Partial to ultra-feminine looks, Dolce & Gabbana, Prabal Gurung, Brandon Maxwell, the Wes Gordon-led Carolina Herrera, Gül Hürgel and Paige Denim are a few favorite labels. “I love how there is this resurgence of doing the most for women to make us feel supported and confident,” she said. “But the reality is it’s really challenging when you don’t have the benefit of having whaleboning, stitching and the structure of that [designer] finery and skill set and talent that goes into that.”

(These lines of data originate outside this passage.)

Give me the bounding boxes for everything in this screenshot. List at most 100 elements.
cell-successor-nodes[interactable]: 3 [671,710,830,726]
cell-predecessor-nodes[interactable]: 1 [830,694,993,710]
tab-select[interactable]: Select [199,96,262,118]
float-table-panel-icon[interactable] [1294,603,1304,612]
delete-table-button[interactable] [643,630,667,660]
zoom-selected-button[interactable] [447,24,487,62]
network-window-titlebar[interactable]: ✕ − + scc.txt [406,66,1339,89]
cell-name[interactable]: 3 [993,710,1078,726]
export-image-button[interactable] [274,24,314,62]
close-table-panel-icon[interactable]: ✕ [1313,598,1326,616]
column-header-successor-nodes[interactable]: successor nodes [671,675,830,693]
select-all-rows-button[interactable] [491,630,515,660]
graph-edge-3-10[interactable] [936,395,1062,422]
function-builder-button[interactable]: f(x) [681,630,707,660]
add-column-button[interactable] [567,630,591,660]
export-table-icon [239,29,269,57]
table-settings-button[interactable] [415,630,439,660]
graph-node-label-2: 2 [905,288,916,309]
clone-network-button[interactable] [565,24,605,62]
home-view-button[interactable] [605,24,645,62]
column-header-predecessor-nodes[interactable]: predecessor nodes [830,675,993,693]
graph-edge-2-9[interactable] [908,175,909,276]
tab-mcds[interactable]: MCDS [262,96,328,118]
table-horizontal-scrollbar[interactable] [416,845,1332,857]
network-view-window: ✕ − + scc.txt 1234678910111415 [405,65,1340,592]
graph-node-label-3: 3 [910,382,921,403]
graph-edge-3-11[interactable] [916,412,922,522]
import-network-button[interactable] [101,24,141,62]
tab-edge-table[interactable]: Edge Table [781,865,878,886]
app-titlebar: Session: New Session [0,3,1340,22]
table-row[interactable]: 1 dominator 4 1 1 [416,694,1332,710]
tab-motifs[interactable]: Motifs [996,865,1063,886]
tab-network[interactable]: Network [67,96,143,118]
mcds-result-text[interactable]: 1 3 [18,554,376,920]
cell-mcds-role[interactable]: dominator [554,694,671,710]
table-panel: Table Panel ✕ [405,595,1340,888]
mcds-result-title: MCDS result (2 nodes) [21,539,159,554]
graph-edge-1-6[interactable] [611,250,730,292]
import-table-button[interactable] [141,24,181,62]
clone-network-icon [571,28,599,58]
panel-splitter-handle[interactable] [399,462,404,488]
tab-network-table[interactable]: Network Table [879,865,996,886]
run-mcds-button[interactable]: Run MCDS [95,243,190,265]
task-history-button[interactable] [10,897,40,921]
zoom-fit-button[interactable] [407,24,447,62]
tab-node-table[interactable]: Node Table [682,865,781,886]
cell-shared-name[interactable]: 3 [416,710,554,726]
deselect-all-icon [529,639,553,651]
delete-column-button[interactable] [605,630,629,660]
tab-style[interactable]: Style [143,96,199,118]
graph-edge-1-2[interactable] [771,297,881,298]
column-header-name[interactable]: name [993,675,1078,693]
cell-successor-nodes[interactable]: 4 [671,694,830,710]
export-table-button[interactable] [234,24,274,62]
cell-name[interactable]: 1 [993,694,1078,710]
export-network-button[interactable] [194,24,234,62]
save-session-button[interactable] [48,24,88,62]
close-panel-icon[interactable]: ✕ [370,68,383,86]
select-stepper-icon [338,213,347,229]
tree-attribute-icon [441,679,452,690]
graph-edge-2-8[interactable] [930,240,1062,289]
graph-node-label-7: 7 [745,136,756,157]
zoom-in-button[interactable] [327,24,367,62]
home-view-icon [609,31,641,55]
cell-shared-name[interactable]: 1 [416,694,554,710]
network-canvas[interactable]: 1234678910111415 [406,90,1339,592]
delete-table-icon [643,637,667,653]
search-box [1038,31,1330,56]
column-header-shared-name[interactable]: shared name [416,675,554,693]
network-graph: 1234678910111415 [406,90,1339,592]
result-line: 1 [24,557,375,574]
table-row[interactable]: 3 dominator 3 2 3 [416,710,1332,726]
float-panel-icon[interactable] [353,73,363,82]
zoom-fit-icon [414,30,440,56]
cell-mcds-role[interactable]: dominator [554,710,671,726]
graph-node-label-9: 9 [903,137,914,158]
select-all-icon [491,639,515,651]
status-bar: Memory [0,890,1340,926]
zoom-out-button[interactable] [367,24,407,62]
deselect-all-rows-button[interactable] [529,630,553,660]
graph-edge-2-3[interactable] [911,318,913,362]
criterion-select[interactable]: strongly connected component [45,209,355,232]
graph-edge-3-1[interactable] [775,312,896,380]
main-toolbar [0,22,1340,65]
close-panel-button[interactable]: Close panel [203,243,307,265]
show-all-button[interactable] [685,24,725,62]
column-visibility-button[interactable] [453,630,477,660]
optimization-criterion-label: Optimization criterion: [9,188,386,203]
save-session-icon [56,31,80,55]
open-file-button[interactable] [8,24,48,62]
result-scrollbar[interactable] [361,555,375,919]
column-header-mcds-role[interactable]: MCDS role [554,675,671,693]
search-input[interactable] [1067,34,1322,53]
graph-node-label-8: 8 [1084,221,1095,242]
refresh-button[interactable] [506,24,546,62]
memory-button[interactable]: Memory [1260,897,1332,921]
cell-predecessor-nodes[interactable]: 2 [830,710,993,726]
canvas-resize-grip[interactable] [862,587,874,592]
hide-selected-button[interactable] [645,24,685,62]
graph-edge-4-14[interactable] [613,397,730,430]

Given that, Oz said she is in exploratory talks about the prospect of rectifying that situation. “I’m very excited to see where those conversations lead. There are some things I know just from the initiate experience that I’ve had and from just the volume of clothes that I’ve worn. I have a bag of 20 to 30 pieces that I’m obsessed with that maybe weren’t made in great fabrics or maybe in the right colors. I’ve been homing in on what’s my perfect material and look. It’s what I do with food as well — it’s simple but luxurious. It’s really trying to do the most with the least.”

Despite her father’s political run, Oz doesn’t find herself talking more about politics or fielding questions about that from other people. “It’s so funny — they’re really not asking about that. I think it’s because my wheelhouse is so clearly about the joy and pleasure of cooking, makeup, beauty, style, parenting and womanhood,” Oz said.

And don’t look for the candidate’s eldest child on the campaign trail. “I have no plans to do that,” she said.

As for whether she thinks her father will win the seat in Pennsylvania, Oz said with a laugh: “I wish I had a crystal ball.”

The chef, author and TV personality isn’t advising her mother about any style choices for campaigning. “I don’t know if you have ever had the chance to meet my mother. She is a formidable force all on her own. She is always my style icon,” Oz said. “I do a lot of makeup tutorials online and people always asks me where I fell in love with makeup. I remember really early on sitting at her knee, watching her do her makeup. Putting on your face to feel that confidence, that glow and putting yourself forward as you want to see yourself — all of that I learned from her.”